A Olga de Cadaval (No Concerto em Sua Memória)

Palácio Nacional de Queluz
17 de Janeiro de 1997


Não há melhor forma de homenagear a memória da Marquesa Olga de Cadaval do que esta — com música e numa bela iniciativa da Câmara Municipal de Sintra, com o apoio precioso da Fundação Calouste Gulbenkian. Felicito os seus organizadores e saúdo com muita simpatia a família Cadaval, aqui presente.
Com a idade do século, Olga de Cadaval viveu a sua longa vida com rara plenitude. Foi fiel a si mesma, aos amigos, aos seus gostos, às inclinações do seu coração. Em Sintra, em Muge, em Veneza ou em qualquer lugar onde estivesse era sempre a grande Senhora, aristocrata de família e sobretudo, de espírito, que é o que mais conta.

A sua experiência do Mundo era vastíssima, a sua memória estava cheia de pessoas e de acontecimentos excepcionais. Ouvi-la era um prazer ímpar. Ela referia-os com uma graça, uma leveza e um desprendimento sagaz que traduziam uma refinada sabedoria da vida. Foi essa sabedoria que a levou a enfrentar com estoicismo e coragem a adversidade e os sofrimentos de que a sua vida, não esteve, em certos períodos, isenta.

Tinha uma fé intensa e recolhida, uma influência grande e discreta, uma ascendência ilustríssima de que não fazia alarde e que tomava, não como motivo de vaidade ou vã glória, mas como uma responsabilidade a honrar. Era capaz dos mais largos gestos de generosidade que não pesavam em quem os recebia.

Há talvez uma explicação para esta atitude tão nobre e invulgar: a riqueza da sua vida interior, a sua qualidade humana e a altura da sua posição natural dispensavam sinais exteriores ou qualquer excesso de exibição. Tinha grandeza, distinção e discrição. Foi um privilégio para nós que se tivesse tornado portuguesa, por casamento, por escolha, por amor.

A Marquesa de Cadaval foi, de facto, uma personalidade marcante na vida portuguesa deste século, em especial na nossa cultura. Posso disso dar testemunho pessoal.

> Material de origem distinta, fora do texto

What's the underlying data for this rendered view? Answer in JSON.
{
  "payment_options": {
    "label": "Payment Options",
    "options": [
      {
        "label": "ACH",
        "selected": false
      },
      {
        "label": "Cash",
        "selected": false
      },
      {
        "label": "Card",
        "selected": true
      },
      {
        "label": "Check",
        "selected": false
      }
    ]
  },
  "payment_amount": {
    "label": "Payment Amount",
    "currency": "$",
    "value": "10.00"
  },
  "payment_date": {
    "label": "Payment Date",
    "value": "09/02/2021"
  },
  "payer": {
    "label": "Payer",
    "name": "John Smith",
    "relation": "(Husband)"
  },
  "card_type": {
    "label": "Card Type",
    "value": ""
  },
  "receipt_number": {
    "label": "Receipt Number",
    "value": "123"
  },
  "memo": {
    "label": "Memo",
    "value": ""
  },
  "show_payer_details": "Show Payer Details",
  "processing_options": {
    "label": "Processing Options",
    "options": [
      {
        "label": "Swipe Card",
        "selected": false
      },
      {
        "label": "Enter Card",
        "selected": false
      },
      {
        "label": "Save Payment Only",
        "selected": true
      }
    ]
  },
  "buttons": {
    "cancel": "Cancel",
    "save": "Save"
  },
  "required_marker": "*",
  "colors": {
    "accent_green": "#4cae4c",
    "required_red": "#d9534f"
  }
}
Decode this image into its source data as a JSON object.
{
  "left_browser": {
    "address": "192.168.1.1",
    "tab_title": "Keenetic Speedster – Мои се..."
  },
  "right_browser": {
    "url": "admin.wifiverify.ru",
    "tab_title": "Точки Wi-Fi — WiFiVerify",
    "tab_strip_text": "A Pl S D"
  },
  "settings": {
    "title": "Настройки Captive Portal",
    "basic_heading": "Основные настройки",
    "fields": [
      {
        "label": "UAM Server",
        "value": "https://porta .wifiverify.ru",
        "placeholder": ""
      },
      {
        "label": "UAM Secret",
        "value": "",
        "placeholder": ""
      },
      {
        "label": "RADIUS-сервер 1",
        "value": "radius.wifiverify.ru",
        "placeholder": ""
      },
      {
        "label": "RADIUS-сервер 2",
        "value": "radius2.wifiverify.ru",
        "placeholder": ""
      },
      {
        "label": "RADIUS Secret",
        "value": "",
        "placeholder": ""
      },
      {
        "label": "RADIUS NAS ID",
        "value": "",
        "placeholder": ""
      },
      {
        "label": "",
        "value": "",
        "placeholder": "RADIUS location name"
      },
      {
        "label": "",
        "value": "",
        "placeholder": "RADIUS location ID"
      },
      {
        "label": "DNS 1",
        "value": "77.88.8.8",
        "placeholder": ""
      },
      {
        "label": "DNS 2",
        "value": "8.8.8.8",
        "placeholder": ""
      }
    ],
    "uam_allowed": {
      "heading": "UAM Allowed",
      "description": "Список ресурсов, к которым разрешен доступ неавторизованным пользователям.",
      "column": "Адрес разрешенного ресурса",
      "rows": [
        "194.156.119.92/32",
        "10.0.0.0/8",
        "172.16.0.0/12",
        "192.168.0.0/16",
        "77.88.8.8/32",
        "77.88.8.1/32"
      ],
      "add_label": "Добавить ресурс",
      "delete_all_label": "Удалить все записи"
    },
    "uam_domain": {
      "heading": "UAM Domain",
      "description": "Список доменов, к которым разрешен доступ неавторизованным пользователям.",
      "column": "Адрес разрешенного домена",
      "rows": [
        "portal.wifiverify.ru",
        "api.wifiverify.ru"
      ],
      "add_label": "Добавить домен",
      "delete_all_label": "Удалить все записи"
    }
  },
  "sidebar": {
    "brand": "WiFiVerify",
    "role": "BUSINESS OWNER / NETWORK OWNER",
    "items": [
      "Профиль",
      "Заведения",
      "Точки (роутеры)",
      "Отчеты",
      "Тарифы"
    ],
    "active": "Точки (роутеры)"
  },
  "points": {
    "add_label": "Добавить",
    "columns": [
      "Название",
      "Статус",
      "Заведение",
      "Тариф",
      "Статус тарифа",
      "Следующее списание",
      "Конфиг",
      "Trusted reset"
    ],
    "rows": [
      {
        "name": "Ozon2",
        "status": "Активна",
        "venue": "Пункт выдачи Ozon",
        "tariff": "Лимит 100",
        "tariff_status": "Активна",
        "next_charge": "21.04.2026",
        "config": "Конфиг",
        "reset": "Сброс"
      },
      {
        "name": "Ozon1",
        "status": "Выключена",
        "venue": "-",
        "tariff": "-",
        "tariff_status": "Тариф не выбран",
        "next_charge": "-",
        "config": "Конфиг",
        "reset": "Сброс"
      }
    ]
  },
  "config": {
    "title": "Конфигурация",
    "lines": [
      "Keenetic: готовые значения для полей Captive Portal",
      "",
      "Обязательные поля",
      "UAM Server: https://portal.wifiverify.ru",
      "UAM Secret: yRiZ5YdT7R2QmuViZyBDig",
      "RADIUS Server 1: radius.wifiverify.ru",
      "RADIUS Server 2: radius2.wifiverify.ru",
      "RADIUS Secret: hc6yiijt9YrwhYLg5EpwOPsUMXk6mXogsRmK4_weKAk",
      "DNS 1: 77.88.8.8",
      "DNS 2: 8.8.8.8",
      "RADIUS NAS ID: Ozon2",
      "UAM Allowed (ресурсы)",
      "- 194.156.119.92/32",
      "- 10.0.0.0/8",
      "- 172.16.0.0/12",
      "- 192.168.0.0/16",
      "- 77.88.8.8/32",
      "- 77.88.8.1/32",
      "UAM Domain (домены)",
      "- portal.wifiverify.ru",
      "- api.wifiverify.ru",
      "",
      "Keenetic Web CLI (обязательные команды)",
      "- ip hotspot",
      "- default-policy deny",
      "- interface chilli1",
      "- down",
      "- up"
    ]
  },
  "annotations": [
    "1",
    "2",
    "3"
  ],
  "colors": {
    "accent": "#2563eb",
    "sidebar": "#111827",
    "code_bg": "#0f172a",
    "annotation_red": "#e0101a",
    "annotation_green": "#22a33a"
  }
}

Como já contei, tendo meu pai sido médico da sua família, por vários anos, Olga Cadaval conheceu-me desde criança e tive
a felicidade de receber, durante muitas décadas, o seu carinho, a sua cultura e o seu fino sentido de ironia. Foi sempre a mesma e eu, para ela, sempre o mesmo: desde a minha juventude até adoecer chamou-me «Poil de carotte».

Por sua casa, em Colares, passaram e até nela viveram grandes figuras da cultura contemporânea, muitas delas em busca de paz ou em fuga de regimes opressores. De Ortega Y Gasset até Rostropovich, dos artistas mais novos aos mais conhecidos, todos receberam aí apoio, estímulo e compreensão, calor humano.

A sua presença na vida cultural portuguesa, muito em especial na música, foi das mais marcantes deste século. Não terá havido um mecenas pessoal tão generoso, empenhado e decisivo. Nunca pediu ou esperou em troca o que quer que fosse. Movia-a o puro amor à música, aos que a fazem, à cultura, ao espírito à beleza.

A Marquesa de Cadaval foi ainda uma mulher aberta ao mundo e à mudança, que afinal viu tudo e tudo procurou compreender, sempre com a simplicidade de trato e a profundidade de sentimentos das verdadeiras personalidades que são grandes e inesquecíveis.

Ao evocarmos a figura de Olga de Cadaval, fazemos votos de que o seu exemplo faça escola e dê frutos.

Quero, em nome de Portugal, prestar homenagem à sua memória. A nossa cultura tem para com ela uma dívida de gratidão enorme. A maneira de a saldarmos um pouco é concretizarmos os seus sonhos, continuando a fazer o que ela fazia e a amar o que ela amava. Este concerto que aqui nos reúne, no dia do seu aniversário natalício, e que tem a participação de músicos tão prestigiados, é o sinal de que isso acontecerá.